Back some thirty years ago I was a new employee in a high temperature hot water heating plant of a large manufacturing facility. After taking a boiler out of service for cleaning and inspection the "old timers" had the most convoluted method of warming that boiler and putting it into service I have ever seen. It made absolutely no sense and after studying the method for a couple of years I pronounced it as hogwash. I devised a much simpler method and reduced the time and effort by about 80%. It was even worse when we took the entire plant down over a long weekend to inspect and repair parts that required a total shutdown. Prior to my time it took something like sixteen hours to get that plant up and running and there was a huge amount of running around and leaking expansion joints to contend with. After adoption of my improved method it took less than six hours and most of that was spend sitting at the desk watching the various pressures and temperatures stabilize.

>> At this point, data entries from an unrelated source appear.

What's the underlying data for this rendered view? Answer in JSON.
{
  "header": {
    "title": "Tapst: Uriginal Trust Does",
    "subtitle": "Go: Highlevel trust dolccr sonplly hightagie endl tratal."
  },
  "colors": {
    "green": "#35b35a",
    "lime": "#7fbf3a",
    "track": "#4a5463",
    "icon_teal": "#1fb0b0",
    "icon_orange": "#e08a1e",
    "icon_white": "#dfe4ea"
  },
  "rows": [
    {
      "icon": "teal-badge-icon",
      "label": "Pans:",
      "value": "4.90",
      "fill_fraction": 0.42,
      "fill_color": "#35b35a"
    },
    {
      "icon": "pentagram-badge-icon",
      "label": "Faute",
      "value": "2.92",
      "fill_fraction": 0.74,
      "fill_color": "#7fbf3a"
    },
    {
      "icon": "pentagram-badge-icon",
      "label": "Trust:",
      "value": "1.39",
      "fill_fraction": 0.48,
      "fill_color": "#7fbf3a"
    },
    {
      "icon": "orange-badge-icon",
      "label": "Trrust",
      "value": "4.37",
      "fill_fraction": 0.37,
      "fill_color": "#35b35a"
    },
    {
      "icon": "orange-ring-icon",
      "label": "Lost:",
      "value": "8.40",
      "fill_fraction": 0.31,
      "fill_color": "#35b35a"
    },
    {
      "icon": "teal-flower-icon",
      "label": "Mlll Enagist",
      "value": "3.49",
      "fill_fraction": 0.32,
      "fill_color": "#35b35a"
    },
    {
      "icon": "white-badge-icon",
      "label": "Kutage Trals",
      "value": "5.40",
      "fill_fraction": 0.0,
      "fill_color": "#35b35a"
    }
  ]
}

Bottom line is, just because something has always been done in a certain manner does not automatically mean that manner is either the best or the only manner that works.

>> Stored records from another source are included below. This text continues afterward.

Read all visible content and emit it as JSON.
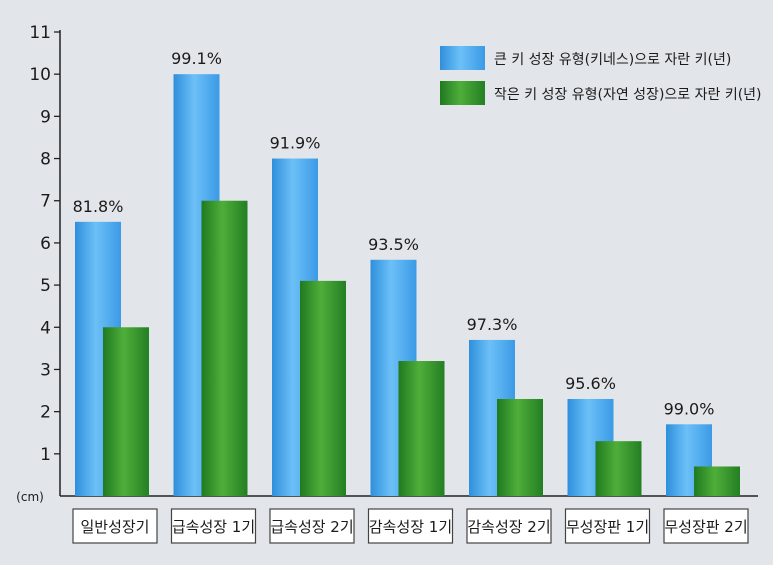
{
  "chart_data": {
    "type": "bar",
    "categories": [
      "일반성장기",
      "급속성장 1기",
      "급속성장 2기",
      "감속성장 1기",
      "감속성장 2기",
      "무성장판 1기",
      "무성장판 2기"
    ],
    "series": [
      {
        "name": "큰 키 성장 유형(키네스)으로 자란 키(년)",
        "color": "#4aa8ee",
        "values": [
          6.5,
          10.0,
          8.0,
          5.6,
          3.7,
          2.3,
          1.7
        ]
      },
      {
        "name": "작은 키 성장 유형(자연 성장)으로 자란 키(년)",
        "color": "#2e8f2e",
        "values": [
          4.0,
          7.0,
          5.1,
          3.2,
          2.3,
          1.3,
          0.7
        ]
      }
    ],
    "data_labels": [
      "81.8%",
      "99.1%",
      "91.9%",
      "93.5%",
      "97.3%",
      "95.6%",
      "99.0%"
    ],
    "ylim": [
      0,
      11
    ],
    "yticks": [
      "1",
      "2",
      "3",
      "4",
      "5",
      "6",
      "7",
      "8",
      "9",
      "10",
      "11"
    ],
    "unit": "(cm)",
    "legend_position": "top-right",
    "grid": false
  }
}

If a subfloor of plywood is fastened to the floor joists, whether with adhesive or not, by screws or ring-shank nails, with a fastener every six inches that plywood is NOT going to move between those fasteners. If a second layer is added and fastened with screws or nails in a six inch pattern all over the field, but missing the joists, that second layer is NOT going to move independently of the first layer. So what possible difference could it make if the second layer ALSO had fasteners into the joists?
Same principle applies to backerboard set into a layer of thinset and then screwed down to the original subfloor in a six inch pattern. The thinset bonds the subfloor to the backer board and the fasteners add to the strength of the bond making the subfloor>thinset>backerboard into a monolithic assembly that simply cannot move independently without breaking the bonds between the layers and destroying the integrity of the sandwich. Add another layer of thinset and then tile and you have a multi-layer sandwich of dissimilar materials, all with different rates of expansion and contraction yet IF they did move in relationship to each other the result would be a failed floor. How often does this happen in the real world where some other agent isn't really to blame? I can definitely see that insufficient strength of the subfloor, from using too thin a material or having the joists too far apart or having joists over-spanned can cause problem but I see no reason why fastening multiple layers of subfloor to otherwise adequate joists should cause any problems.
I can also see where an incursion of water, not just a change in relative humidity and/or temperature but ACTUAL water getting in between layers of plywood could definitely cause a problem but that would cause problems regardless of how the subfloor layers was fastened.
Back some thirty years ago I was a new employee in a high temperature hot water heating plant of a large manufacturing facility. After taking a boiler out of service for cleaning and inspection the "old timers" had the most convoluted method of warming that boiler and putting it into service I have ever seen. It made absolutely no sense and after studying the method for a couple of years I pronounced it as hogwash. I devised a much simpler method and reduced the time and effort by about 80%. It was even worse when we took the entire plant down over a long weekend to inspect and repair parts that required a total shutdown. Prior to my time it took something like sixteen hours to get that plant up and running and there was a huge amount of running around and leaking expansion joints to contend with. After adoption of my improved method it took less than six hours and most of that was spend sitting at the desk watching the various pressures and temperatures stabilize.
Bottom line is, just because something has always been done in a certain manner does not automatically mean that manner is either the best or the only manner that works.